El 25 de mayo de 2013, cuando se cumplían diez años desde la llegada de Néstor Kirchner a la presidencia, Cristina Fernández habló por primera vez de una década ganada.

Esta idea, retomada desde entonces en numerosos balances del período, solo se sostiene tomando como punto de comparación el momento de máximo hundimiento económico, los años 2001/02. Así, el panorama de 2015 (o preferentemente el de 2010/2011, cuando todavía se sentía menos el deterioro económico con el que concluyó el ciclo) es contrastado con la situación de 2002: hiperdesempleo de 25 %, pobreza de 50 % y poder adquisitivo de los salarios alcanzando su mínimo en 2002 después de la megadevaluación y el alza del costo de vida que tuvo como consecuencia (que permitió que el poder de compra de los salarios cayera casi 30 %).

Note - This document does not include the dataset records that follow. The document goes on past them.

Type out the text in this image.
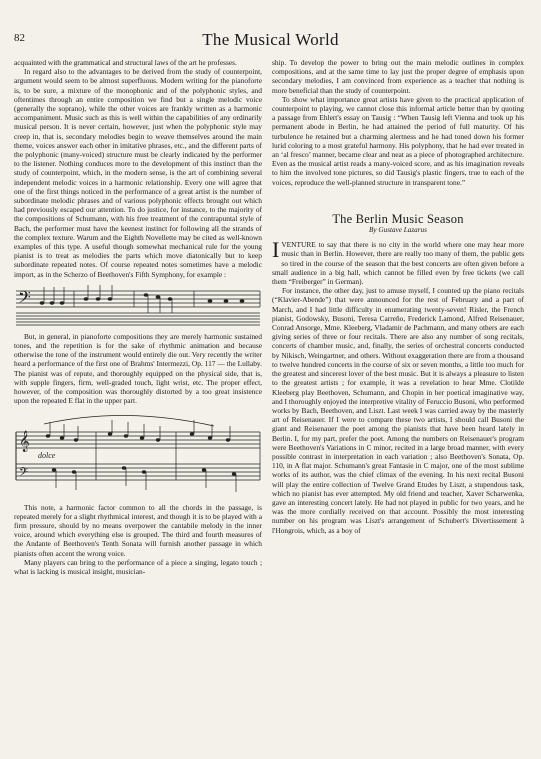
82	The Musical World

acquainted with the grammatical and structural laws of the art he professes.

In regard also to the advantages to be derived from the study of counterpoint, argument would seem to be almost superfluous. Modern writing for the pianoforte is, to be sure, a mixture of the monophonic and of the polyphonic styles, and oftentimes through an entire composition we find but a single melodic voice (generally the soprano), while the other voices are frankly written as a harmonic accompaniment. Music such as this is well within the capabilities of any ordinarily musical person. It is never certain, however, just when the polyphonic style may creep in, that is, secondary melodies begin to weave themselves around the main theme, voices answer each other in imitative phrases, etc., and the different parts of the polyphonic (many-voiced) structure must be clearly indicated by the performer to the listener. Nothing conduces more to the development of this instinct than the study of counterpoint, which, in the modern sense, is the art of combining several independent melodic voices in a harmonic relationship. Every one will agree that one of the first things noticed in the performance of a great artist is the number of subordinate melodic phrases and of various polyphonic effects brought out which had previously escaped our attention. To do justice, for instance, to the majority of the compositions of Schumann, with his free treatment of the contrapuntal style of Bach, the performer must have the keenest instinct for following all the strands of the complex texture. Warum and the Eighth Novellette may be cited as well-known examples of this type. A useful though somewhat mechanical rule for the young pianist is to treat as melodies the parts which move diatonically but to keep subordinate repeated notes. Of course repeated notes sometimes have a melodic import, as in the Scherzo of Beethoven's Fifth Symphony, for example :

𝄢

But, in general, in pianoforte compositions they are merely harmonic sustained tones, and the repetition is for the sake of rhythmic animation and because otherwise the tone of the instrument would entirely die out. Very recently the writer heard a performance of the first one of Brahms' Intermezzi, Op. 117 — the Lullaby. The pianist was of repute, and thoroughly equipped on the physical side, that is, with supple fingers, firm, well-graded touch, light wrist, etc. The proper effect, however, of the composition was thoroughly distorted by a too great insistence upon the repeated E flat in the upper part.

𝄞
𝄢
dolce

This note, a harmonic factor common to all the chords in the passage, is repeated merely for a slight rhythmical interest, and though it is to be played with a firm pressure, should by no means overpower the cantabile melody in the inner voice, around which everything else is grouped. The third and fourth measures of the Andante of Beethoven's Tenth Sonata will furnish another passage in which pianists often accent the wrong voice.

Many players can bring to the performance of a piece a singing, legato touch ; what is lacking is musical insight, musician-

ship. To develop the power to bring out the main melodic outlines in complex compositions, and at the same time to lay just the proper degree of emphasis upon secondary melodies, I am convinced from experience as a teacher that nothing is more beneficial than the study of counterpoint.

To show what importance great artists have given to the practical application of counterpoint to playing, we cannot close this informal article better than by quoting a passage from Ehlert's essay on Tausig : “When Tausig left Vienna and took up his permanent abode in Berlin, he had attained the period of full maturity. Of his turbulence he retained but a charming alertness and he had toned down his former lurid coloring to a most grateful harmony. His polyphony, that he had ever treated in an ‘al fresco’ manner, became clear and neat as a piece of photographed architecture. Even as the musical artist reads a many-voiced score, and as his imagination reveals to him the involved tone pictures, so did Tausig's plastic fingers, true to each of the voices, reproduce the well-planned structure in transparent tone.”

The Berlin Music Season
By Gustave Lazarus

IVENTURE to say that there is no city in the world where one may hear more music than in Berlin. However, there are really too many of them, the public gets so tired in the course of the season that the best concerts are often given before a small audience in a big hall, which cannot be filled even by free tickets (we call them “Freiberger” in German).

For instance, the other day, just to amuse myself, I counted up the piano recitals (“Klavier-Abende”) that were announced for the rest of February and a part of March, and I had little difficulty in enumerating twenty-seven! Risler, the French pianist, Godowsky, Busoni, Teresa Carreño, Frederick Lamond, Alfred Reisenauer, Conrad Ansorge, Mme. Kleeberg, Vladamir de Pachmann, and many others are each giving series of three or four recitals. There are also any number of song recitals, concerts of chamber music, and, finally, the series of orchestral concerts conducted by Nikisch, Weingartner, and others. Without exaggeration there are from a thousand to twelve hundred concerts in the course of six or seven months, a little too much for the greatest and sincerest lover of the best music. But it is always a pleasure to listen to the greatest artists ; for example, it was a revelation to hear Mme. Clotilde Kleeberg play Beethoven, Schumann, and Chopin in her poetical imaginative way, and I thoroughly enjoyed the interpretive vitality of Feruccio Busoni, who performed works by Bach, Beethoven, and Liszt. Last week I was carried away by the masterly art of Reisenauer. If I were to compare these two artists, I should call Busoni the giant and Reisenauer the poet among the pianists that have been heard lately in Berlin. I, for my part, prefer the poet. Among the numbers on Reisenauer's program were Beethoven's Variations in C minor, recited in a large broad manner, with every possible contrast in interpretation in each variation ; also Beethoven's Sonata, Op. 110, in A flat major. Schumann's great Fantasie in C major, one of the most sublime works of its author, was the chief climax of the evening. In his next recital Busoni will play the entire collection of Twelve Grand Etudes by Liszt, a stupendous task, which no pianist has ever attempted. My old friend and teacher, Xaver Scharwenka, gave an interesting concert lately. He had not played in public for two years, and he was the more cordially received on that account. Possibly the most interesting number on his program was Liszt's arrangement of Schubert's Divertissement à l'Hongrois, which, as a boy of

Solo cotejando con este panorama puede celebrarse que el salario real hubiera llegado en promedio, en 2015, a superar apenas por poco el nivel de diciembre de 2001 –cuarto año de severa recesión– o que, a pesar de la caída del desempleo (que se estabilizó en 7 %), un tercio de la clase trabajadora siguiera al final del último mandato de CFK condenada a empleos en relación de dependencia sin aportes (“en negro”), mientras que en el empleo formal siguieron perfeccionándose las formas de flexibilidad y precarización.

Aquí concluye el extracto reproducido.